Scientific research indicates that clearcut logging in the boreal forest can raise mercury levels in local fish above the limit for safe human consumption. Many of the lakes in areas where logging will take place already faces fish consumption restrictions due to the past industrial dumping of mercury. Despite this evidence, Ontario refused Grassy Narrows’ request for an environmental assessment of the impacts of clearcut logging on the health of the community, its waterways, and its fish.  The 1,200 plus page logging plan approved by Ontario does not even contain the word ‘mercury’.

After repeated attempts to convince Ontario to withdraw the clearcut logging plan, today Grassy Narrows commenced an application for judicial review in the Ontario Divisional Court.  Among other things, the application asks the Court to overturn the government’s approval of the clearcut logging plan, and refusal to conduct an individual environmental assessment of the mercury impacts of the plan.

“When I was pregnant I couldn’t afford to buy food at the store, so I ate what my grandfather brought home – mostly fish.  Now I cry because I fear that my daughter may suffer for her whole life.  She deserves to live a good life and be happy,” said Grassy Narrows mother Sherry Fobister, an applicant in the lawsuit. “This pain is never going to end if Ontario allows clearcut logging to add even more mercury into our river.”

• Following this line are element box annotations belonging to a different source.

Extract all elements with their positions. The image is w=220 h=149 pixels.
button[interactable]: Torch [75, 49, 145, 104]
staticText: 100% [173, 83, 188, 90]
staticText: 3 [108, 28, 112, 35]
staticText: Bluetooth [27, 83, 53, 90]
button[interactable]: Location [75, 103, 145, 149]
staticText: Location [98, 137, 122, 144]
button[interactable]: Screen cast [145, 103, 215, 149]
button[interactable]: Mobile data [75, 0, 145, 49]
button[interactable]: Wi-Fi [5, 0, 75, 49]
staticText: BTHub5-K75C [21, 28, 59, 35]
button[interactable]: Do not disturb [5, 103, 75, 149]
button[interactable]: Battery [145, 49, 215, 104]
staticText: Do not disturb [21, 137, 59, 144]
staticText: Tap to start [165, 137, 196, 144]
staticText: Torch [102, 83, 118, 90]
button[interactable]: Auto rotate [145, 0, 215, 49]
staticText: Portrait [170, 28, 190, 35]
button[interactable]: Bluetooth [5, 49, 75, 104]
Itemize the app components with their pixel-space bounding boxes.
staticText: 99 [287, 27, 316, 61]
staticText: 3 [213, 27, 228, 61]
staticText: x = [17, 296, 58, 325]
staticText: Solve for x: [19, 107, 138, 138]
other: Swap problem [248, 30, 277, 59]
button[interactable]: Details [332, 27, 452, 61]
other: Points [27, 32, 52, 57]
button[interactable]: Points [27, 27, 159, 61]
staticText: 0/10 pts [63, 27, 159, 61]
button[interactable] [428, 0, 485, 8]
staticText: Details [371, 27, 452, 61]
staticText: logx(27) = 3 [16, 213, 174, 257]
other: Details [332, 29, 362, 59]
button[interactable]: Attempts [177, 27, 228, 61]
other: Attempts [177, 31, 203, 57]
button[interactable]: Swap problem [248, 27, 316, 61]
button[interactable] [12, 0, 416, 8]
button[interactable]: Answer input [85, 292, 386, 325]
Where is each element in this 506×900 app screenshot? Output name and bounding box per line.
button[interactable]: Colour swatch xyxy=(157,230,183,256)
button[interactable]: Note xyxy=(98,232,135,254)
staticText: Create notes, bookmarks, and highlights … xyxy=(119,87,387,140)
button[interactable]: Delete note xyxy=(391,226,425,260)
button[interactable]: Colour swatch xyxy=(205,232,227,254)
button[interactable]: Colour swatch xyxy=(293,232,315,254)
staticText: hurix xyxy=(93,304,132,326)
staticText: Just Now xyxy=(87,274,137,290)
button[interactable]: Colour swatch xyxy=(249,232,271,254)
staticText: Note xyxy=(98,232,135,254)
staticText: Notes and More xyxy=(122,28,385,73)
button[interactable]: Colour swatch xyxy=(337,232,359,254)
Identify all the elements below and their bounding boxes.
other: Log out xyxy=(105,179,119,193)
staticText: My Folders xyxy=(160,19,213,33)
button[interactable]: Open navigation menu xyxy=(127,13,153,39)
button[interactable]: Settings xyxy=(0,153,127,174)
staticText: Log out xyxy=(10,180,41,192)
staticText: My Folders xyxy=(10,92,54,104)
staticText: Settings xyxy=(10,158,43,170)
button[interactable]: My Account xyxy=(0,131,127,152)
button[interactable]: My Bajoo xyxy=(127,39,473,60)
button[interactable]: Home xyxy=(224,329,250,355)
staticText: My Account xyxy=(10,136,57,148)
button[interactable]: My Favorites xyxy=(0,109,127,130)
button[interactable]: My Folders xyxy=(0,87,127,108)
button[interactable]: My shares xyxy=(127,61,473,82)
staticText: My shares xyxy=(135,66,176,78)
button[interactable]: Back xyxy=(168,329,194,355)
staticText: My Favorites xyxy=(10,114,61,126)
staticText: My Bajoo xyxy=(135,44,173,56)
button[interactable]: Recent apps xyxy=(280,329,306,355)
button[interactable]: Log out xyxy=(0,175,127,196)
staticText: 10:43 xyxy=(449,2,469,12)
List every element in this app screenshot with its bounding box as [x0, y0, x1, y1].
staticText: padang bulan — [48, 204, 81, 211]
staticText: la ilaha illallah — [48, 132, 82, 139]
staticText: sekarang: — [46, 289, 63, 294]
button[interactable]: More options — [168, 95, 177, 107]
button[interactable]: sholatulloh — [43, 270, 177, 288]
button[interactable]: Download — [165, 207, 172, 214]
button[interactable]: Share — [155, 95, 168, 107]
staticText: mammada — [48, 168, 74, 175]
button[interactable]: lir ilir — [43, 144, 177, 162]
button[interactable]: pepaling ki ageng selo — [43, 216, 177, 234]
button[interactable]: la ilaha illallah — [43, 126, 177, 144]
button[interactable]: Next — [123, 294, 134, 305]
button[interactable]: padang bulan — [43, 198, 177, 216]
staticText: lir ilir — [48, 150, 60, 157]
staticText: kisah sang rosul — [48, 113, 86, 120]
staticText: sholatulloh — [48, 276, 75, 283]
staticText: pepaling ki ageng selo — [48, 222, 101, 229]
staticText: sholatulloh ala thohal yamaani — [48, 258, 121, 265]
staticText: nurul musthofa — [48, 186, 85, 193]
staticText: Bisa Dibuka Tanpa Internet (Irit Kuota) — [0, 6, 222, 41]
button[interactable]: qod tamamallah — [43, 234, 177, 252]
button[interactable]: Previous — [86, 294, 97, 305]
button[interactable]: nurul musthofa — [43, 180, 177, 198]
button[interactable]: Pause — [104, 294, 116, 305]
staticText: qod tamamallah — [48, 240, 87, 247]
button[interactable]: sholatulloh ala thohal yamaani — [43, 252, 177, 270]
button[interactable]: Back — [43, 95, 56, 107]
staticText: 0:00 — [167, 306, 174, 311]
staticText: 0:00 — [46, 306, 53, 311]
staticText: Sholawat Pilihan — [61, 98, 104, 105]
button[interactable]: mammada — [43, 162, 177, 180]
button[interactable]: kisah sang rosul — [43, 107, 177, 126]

The MNRF’s own response to Grassy Narrows’ request for environmental assessment stated that “[t]he potential for forest management activities to result in mobilization of terrestrial mercury into aquatic systems is well documented and a serious concern.” MNRF further acknowledged that “[t]here are no claims that [provincial logging rules] direction and application of the [provincial logging rules] will mitigate or eliminate Hg [mercury] mobilization.”  Nevertheless, in December 2013, Ontario gave the green light for the clearcut logging plan. In December 2014, Ontario formally refused Grassy Narrows’ request that the mercury impacts of the logging plan be identified and evaluated in an environmental assessment of any logging operations.  Clearcut logging under the plan could begin on Grassy Narrows’ homeland as soon as 2016.

“We are asking the court to intervene to ensure that the basic rights of all Canadians, including the right to be safe from harm imposed by the government and the right to be free of discrimination, are finally upheld in Grassy Narrows,” said Joseph Castrilli, legal counsel at the Canadian Environmental Law Association which is acting for Grassy Narrows.  “Our clients believe that the members of Grassy Narrows have endured far too much harm and, therefore, are owed the highest degree of precaution and environmental justice. “

Grassy Narrows is the home of one of Canada’s most infamous environmental health crises.  Many people in this fishing community are still suffering from the toxic effects arising from the discharge of 9,000 kg of mercury from a paper mill into the Wabigoon River in the 1960s.  Forty five years after the dumping was curtailed, mercury levels in the river remain in the highest risk category and in some areas close to Grassy Narrows the mercury levels in the river sediment are still rising.  Nothing has ever been done to clean up the river even though a joint Ontario-Canada scientific panel recommended specific remediation measures in 1983.

 

Legal Aid Ontario (LAO) is providing financial support for this litigation through its test case funding program and the funding of the Canadian Environmental Law Association.  Important early support was provided by the Environmental Defender Law Center and the Impact Fund.